Gone were the hours of writing. With small children, you have to write in small bursts because that is all they allow you. They are constantly in need of clean diapers, dry clothes, food, and snuggles. So needy!

Then, they got older and our schedules shifted again.

I would do the bedtime routine with my boys, then spend a couple hours writing before seeking my own pillow. It was beautiful. I wrote three books that way.

A year ago, I got a new job, one which requires longer hours and more use of my brain and emotions. By the end of the day, I am exhausted. I am done and my brain has nothing left to give. All I want is a spot on the couch, a beer or a wee dram of scotch, and whatever show Mr. R and I are binge watching (currently Tru Blood season 4).

Writing has been slow and I am trying to finish the second half of the next Turning Creek book. By slow, I mean it has not been happening much at all.

It has been hard to admit that my schedule has shifted yet again. I feel like I have to learn how to write all over again.

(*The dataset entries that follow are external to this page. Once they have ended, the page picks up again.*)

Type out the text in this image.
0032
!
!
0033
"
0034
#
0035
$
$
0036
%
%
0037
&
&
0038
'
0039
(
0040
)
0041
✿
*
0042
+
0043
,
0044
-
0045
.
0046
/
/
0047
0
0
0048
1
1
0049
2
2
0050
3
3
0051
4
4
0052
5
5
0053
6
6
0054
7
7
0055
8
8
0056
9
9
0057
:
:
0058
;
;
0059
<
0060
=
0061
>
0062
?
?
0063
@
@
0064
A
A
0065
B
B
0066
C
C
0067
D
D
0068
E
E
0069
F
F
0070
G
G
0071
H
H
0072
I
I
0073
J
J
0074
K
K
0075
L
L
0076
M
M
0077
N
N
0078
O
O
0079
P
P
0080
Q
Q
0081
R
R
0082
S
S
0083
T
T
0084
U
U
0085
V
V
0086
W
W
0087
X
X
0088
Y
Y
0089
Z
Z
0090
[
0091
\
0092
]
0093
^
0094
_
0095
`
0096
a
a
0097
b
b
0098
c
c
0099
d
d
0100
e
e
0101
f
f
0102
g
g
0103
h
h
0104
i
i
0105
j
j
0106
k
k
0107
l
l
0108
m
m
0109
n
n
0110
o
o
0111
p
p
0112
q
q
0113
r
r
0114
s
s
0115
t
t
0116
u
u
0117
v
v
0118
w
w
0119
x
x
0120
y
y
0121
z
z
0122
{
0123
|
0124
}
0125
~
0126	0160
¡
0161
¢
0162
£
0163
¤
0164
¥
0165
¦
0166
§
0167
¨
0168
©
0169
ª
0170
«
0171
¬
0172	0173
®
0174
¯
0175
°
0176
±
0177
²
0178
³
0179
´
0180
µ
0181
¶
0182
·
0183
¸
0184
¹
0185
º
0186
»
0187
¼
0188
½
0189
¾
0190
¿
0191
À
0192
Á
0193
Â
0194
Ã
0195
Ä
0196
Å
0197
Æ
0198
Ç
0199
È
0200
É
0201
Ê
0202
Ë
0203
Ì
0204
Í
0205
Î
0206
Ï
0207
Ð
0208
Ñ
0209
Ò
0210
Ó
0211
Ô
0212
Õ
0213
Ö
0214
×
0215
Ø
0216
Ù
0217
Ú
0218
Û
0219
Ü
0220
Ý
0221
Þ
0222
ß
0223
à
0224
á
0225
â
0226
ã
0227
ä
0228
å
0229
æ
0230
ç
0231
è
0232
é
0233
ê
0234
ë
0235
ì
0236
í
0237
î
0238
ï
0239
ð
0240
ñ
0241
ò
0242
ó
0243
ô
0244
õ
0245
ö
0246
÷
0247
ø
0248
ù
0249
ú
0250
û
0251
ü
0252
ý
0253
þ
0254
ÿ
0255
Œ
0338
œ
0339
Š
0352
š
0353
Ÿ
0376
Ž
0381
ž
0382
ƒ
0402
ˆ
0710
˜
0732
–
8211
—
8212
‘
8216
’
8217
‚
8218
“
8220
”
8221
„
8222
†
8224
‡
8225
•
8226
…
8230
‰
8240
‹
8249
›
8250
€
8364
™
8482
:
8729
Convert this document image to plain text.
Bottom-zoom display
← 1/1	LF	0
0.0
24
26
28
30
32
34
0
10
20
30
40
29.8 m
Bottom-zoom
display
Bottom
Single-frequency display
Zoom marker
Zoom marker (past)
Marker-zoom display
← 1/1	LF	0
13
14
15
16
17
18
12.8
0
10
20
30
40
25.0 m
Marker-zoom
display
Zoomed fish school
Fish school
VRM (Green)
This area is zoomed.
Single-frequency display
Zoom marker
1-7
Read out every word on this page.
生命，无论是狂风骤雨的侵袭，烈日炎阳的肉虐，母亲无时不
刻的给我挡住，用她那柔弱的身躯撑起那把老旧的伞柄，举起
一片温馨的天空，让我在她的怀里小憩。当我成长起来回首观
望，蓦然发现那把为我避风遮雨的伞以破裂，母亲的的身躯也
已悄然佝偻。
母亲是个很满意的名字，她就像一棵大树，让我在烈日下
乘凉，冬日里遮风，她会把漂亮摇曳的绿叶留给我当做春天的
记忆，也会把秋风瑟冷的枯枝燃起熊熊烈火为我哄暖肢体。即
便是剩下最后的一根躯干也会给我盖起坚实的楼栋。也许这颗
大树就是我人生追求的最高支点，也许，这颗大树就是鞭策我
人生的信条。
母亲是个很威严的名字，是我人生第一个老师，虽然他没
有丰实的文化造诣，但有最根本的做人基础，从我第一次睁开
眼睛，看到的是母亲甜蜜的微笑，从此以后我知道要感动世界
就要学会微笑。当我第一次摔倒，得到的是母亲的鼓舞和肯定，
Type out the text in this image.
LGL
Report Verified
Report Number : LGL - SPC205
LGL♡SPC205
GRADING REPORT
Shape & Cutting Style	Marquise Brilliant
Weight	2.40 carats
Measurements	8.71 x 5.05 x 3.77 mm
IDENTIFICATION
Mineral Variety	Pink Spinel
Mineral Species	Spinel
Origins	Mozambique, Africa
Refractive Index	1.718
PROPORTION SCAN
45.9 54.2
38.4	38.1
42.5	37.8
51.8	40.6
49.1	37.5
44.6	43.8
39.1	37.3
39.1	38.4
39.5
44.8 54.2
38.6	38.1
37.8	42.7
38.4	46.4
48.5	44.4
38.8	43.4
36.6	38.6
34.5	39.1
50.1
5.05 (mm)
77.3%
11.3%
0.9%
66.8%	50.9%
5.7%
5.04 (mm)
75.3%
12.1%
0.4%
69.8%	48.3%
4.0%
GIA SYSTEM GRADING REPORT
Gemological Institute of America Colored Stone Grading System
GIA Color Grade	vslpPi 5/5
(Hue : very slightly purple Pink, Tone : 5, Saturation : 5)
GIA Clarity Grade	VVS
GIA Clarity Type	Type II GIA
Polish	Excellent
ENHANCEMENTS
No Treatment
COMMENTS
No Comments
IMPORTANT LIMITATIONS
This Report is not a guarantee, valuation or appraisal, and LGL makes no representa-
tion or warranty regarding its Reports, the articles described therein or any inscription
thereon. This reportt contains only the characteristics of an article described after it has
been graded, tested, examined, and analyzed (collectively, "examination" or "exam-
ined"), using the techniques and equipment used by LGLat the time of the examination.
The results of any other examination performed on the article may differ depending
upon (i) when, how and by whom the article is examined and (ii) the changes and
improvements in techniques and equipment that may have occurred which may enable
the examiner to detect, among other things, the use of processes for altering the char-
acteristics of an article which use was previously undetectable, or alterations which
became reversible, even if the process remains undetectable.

I have, of course, tried getting up early to write. I write best in the morning but I share my house with boys who possess a particular skill. We call it Momdar. It is a much more sophisticated version of radar. Unlike a radar, a momdar does not just detect, it thwarts whatever plans the mom has planned. No matter how early or how quiet I am when I get up, my boys know and leave their beds to join me and interrupt whatever I am doing.

Momdar has prevented me from writing in the mornings whenever I sneak into the study.

At the suggestion of Mr. Rochester, I have tried a different approach.

I leave a bean bag chair, my laptop, and my series bible in the master bathroom when I go to bed. Instead of creeping through the house to the study when my alarm goes off, I creep into my bathroom, plop down in my bean bag chair, put in my headphones, and write until 6:30.

It has worked brilliantly.

I have met people who tell me they would love to write a book, learn a new skill, or start the dream that has burning a hole in their pocket… if they only had the time.

I am here to tell you the time is now. The trick is finding the routine that works in your life right now and realizing that in 6 months, a year, or two years, your time and schedule may demand that you do things differently.

It may demand that you get up at 5am.